The field of wireless communication includes many wireless applications such as voice communication, paging, packet data services, and voice-over-IP. One challenge presented by such services are the widely varying requirements for capacity, quality-of-service, latency, data rates in the different services. Various over-the-air interfaces have been developed to accommodate combinations such services using different wireless communication techniques such as frequency division multiple access (FDMA), time division multiple access (TDMA), and code division multiple access (CDMA).
In order to accommodate combinations services having different sets of requirements, communication standards such as the proposed cdma2000 and W-CDMA specify the use of orthogonal codes of varying length on the downlink channels from a wireless base station to a subscriber station. Some standards also specify transmitting signals for different uplink channel (in the direction from the subscriber station to the base station) using orthogonal codes of varying lengths for the different channels. For example, a wireless base station may transmit three types of downlink signals, pilot, voice, and packet data, using a different length orthogonal code symbols to channelize or “cover” each different type of signal. The length of an orthogonal code symbol is typically described as a number of “chips,” with a chip being a smallest binary component of a transmitted signal. In a spread spectrum system, each bit of information is multiplied by a sequence of binary chips having a predetermined number of chips-per-bit. Multiplying a single binary information bit by an orthogonal code symbol effectively “spreads” the information bit over all of the chips in the symbol. For this reason, the chip length or chips-per-bit is often referred to as a “spreading factor” of a transmitted information signal.

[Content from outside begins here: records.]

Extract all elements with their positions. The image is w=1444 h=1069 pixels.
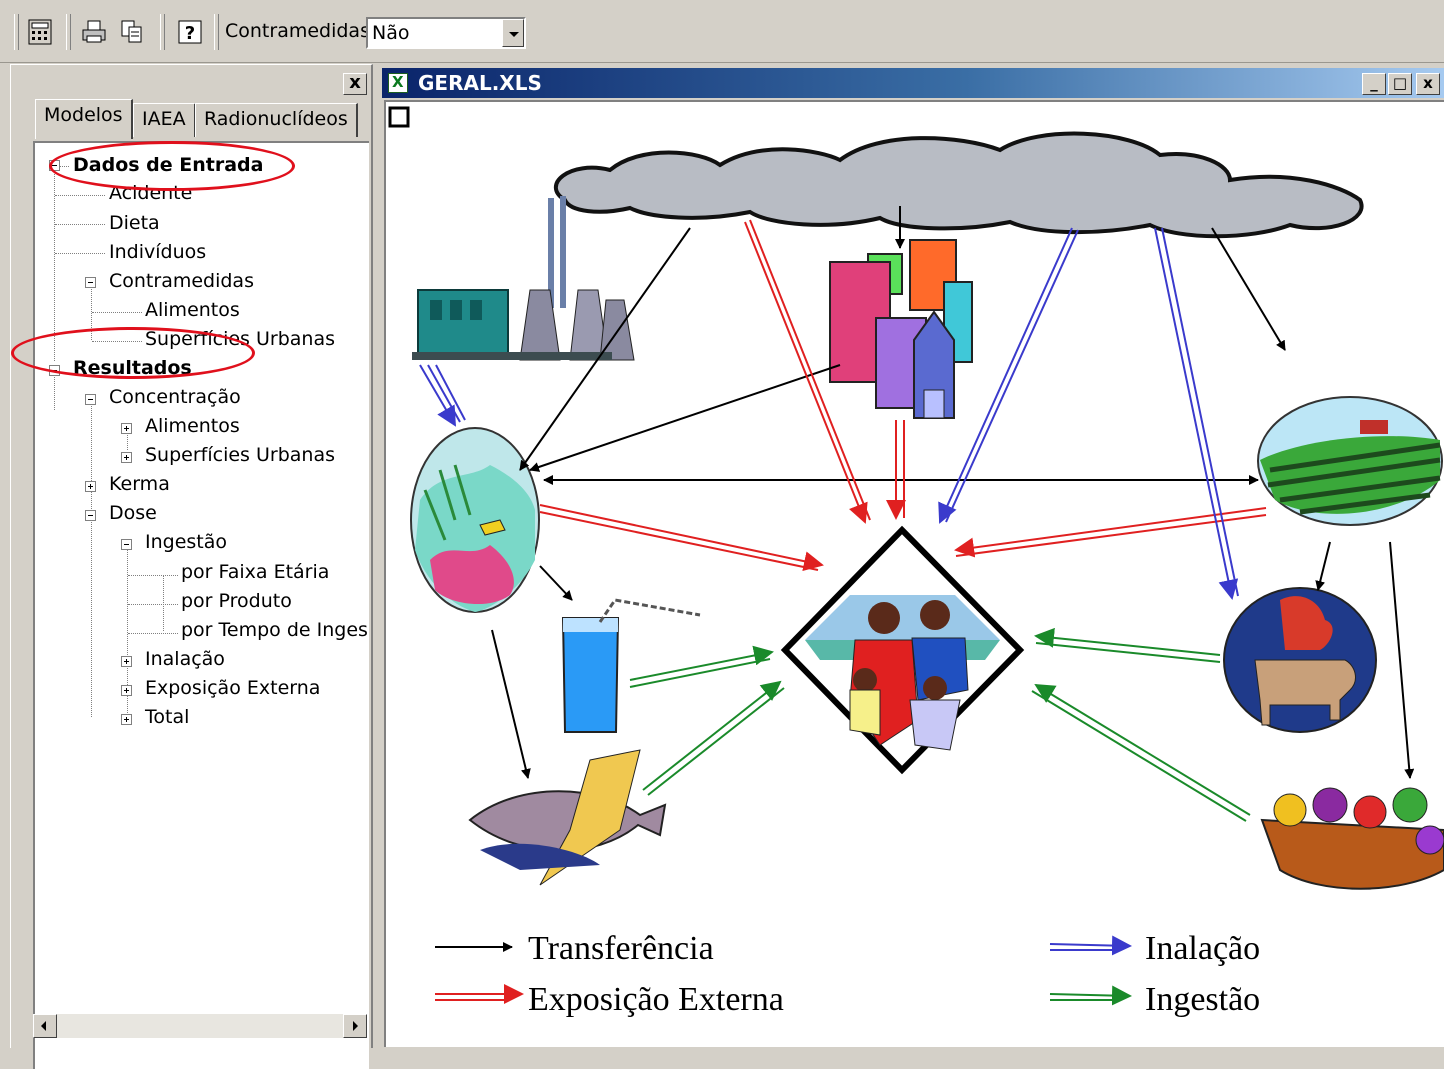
window-title: GERAL.XLS [418,71,542,95]
tree-item-dose[interactable]: Dose [109,501,157,525]
model-tree[interactable]: Dados de Entrada Acidente Dieta Indivídu… [33,141,369,1069]
fruit-basket [1260,787,1444,890]
svg-text:?: ? [185,23,195,44]
tree-collapse-toggle[interactable] [85,394,96,405]
tree-line [128,633,178,634]
panel-close-button[interactable]: x [343,73,367,95]
cloud [553,131,1364,239]
highlight-oval [49,141,295,191]
tree-item-dieta[interactable]: Dieta [109,211,160,235]
water-glass [561,598,701,733]
exposure-pathway-diagram: Transferência Exposição Externa Inalação… [388,106,1444,1018]
legend-ingestion-arrow [1049,985,1132,1006]
legend: Transferência Exposição Externa Inalação… [435,930,1260,1018]
tree-item-inalacao[interactable]: Inalação [145,647,225,671]
tab-iaea[interactable]: IAEA [133,103,196,137]
tree-line [128,575,178,576]
legend-transfer-label: Transferência [528,930,714,967]
tree-item-total[interactable]: Total [145,705,189,729]
cell-selector [388,106,410,128]
tab-modelos[interactable]: Modelos [35,99,133,139]
calculator-button[interactable] [22,14,58,50]
tree-expand-toggle[interactable] [121,714,132,725]
sea-ecosystem [410,427,540,613]
people-group [780,525,1025,775]
countermeasures-select[interactable]: Não [366,17,526,49]
legend-inhalation-label: Inalação [1145,930,1260,967]
legend-inhalation-arrow [1049,935,1132,956]
tree-item-superficies-urbanas[interactable]: Superfícies Urbanas [145,443,335,467]
tree-item-kerma[interactable]: Kerma [109,472,170,496]
tree-item-exposicao-externa[interactable]: Exposição Externa [145,676,320,700]
toolbar-grip[interactable] [14,14,19,50]
tree-expand-toggle[interactable] [121,656,132,667]
help-icon: ? [178,20,202,44]
tree-expand-toggle[interactable] [85,481,96,492]
tree-item-alimentos[interactable]: Alimentos [145,298,240,322]
tree-line [163,575,164,631]
toolbar: ? Contramedidas Não [0,0,1444,63]
tree-expand-toggle[interactable] [121,452,132,463]
tree-line [55,253,105,254]
tree-item-tempo-ingestao[interactable]: por Tempo de Inges [181,618,368,642]
tree-collapse-toggle[interactable] [121,539,132,550]
tree-item-alimentos[interactable]: Alimentos [145,414,240,438]
tree-expand-toggle[interactable] [121,685,132,696]
tree-line [55,195,105,196]
tree-item-contramedidas[interactable]: Contramedidas [109,269,254,293]
horizontal-scrollbar[interactable] [33,1014,367,1038]
toolbar-separator [214,14,219,50]
calculator-icon [28,19,52,45]
countermeasures-label: Contramedidas [225,20,370,42]
tab-radionuclideos[interactable]: Radionuclídeos [195,103,358,137]
spreadsheet-window: GERAL.XLS _ □ x [378,64,1444,1049]
tree-collapse-toggle[interactable] [85,277,96,288]
tree-item-faixa-etaria[interactable]: por Faixa Etária [181,560,329,584]
tree-collapse-toggle[interactable] [85,510,96,521]
tree-item-produto[interactable]: por Produto [181,589,292,613]
toolbar-separator [66,14,71,50]
chevron-down-icon[interactable] [502,19,524,47]
tree-item-concentracao[interactable]: Concentração [109,385,241,409]
copy-icon [121,20,142,43]
maximize-button[interactable]: □ [1388,73,1412,95]
power-plant [412,196,635,361]
highlight-oval [11,327,255,379]
scroll-left-button[interactable] [33,1014,57,1038]
legend-external-arrow [435,984,524,1004]
countermeasures-value: Não [372,22,410,44]
excel-icon [388,73,408,93]
tree-item-individuos[interactable]: Indivíduos [109,240,206,264]
legend-ingestion-label: Ingestão [1145,981,1260,1018]
legend-external-label: Exposição Externa [528,981,784,1018]
tree-expand-toggle[interactable] [121,423,132,434]
models-panel: x Modelos IAEA Radionuclídeos Dados de E… [10,64,373,1069]
farm-field [1257,396,1443,526]
window-titlebar[interactable]: GERAL.XLS _ □ x [382,68,1444,98]
fish [468,749,667,886]
livestock [1223,587,1377,733]
tree-item-ingestao[interactable]: Ingestão [145,530,227,554]
copy-button[interactable] [114,14,150,50]
minimize-button[interactable]: _ [1362,73,1386,95]
print-icon [82,20,106,43]
tree-line [55,224,105,225]
scroll-right-button[interactable] [343,1014,367,1038]
tree-line [92,312,142,313]
tree-line [91,399,92,717]
print-button[interactable] [76,14,112,50]
close-button[interactable]: x [1416,73,1440,95]
tree-line [128,604,178,605]
toolbar-separator [160,14,165,50]
help-button[interactable]: ? [172,14,208,50]
sheet-canvas[interactable]: Transferência Exposição Externa Inalação… [384,100,1444,1047]
city-buildings [829,239,973,419]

Another aspect of current spread spectrum systems is the sharing of frequency bands between different subscriber stations and between different base stations. In other words, neighboring base stations in a spread spectrum system transmit their downlink signals in the same frequency band as each other. Because of this sharing (also called “reuse”) of frequency bands, downlink signals transmitted by a base station destructively interfere with the downlink signals of neighboring base stations. This interference decreases the capacity of the neighboring base stations, measured in either number of subscriber stations that can be supported or maximum information throughput possible on the downlink. The capacity of such systems can be increased by using power control techniques to decrease the transmit power of all signals to a lowest value that will still permit the signals to be correctly received and decoded by subscriber stations. The effectiveness of power control depends largely on the accuracy of noise measurements made by subscriber stations and base stations. There is therefore a need in the art for a way to provide maximal noise measurement accuracy in systems utilizing varying spreading factors.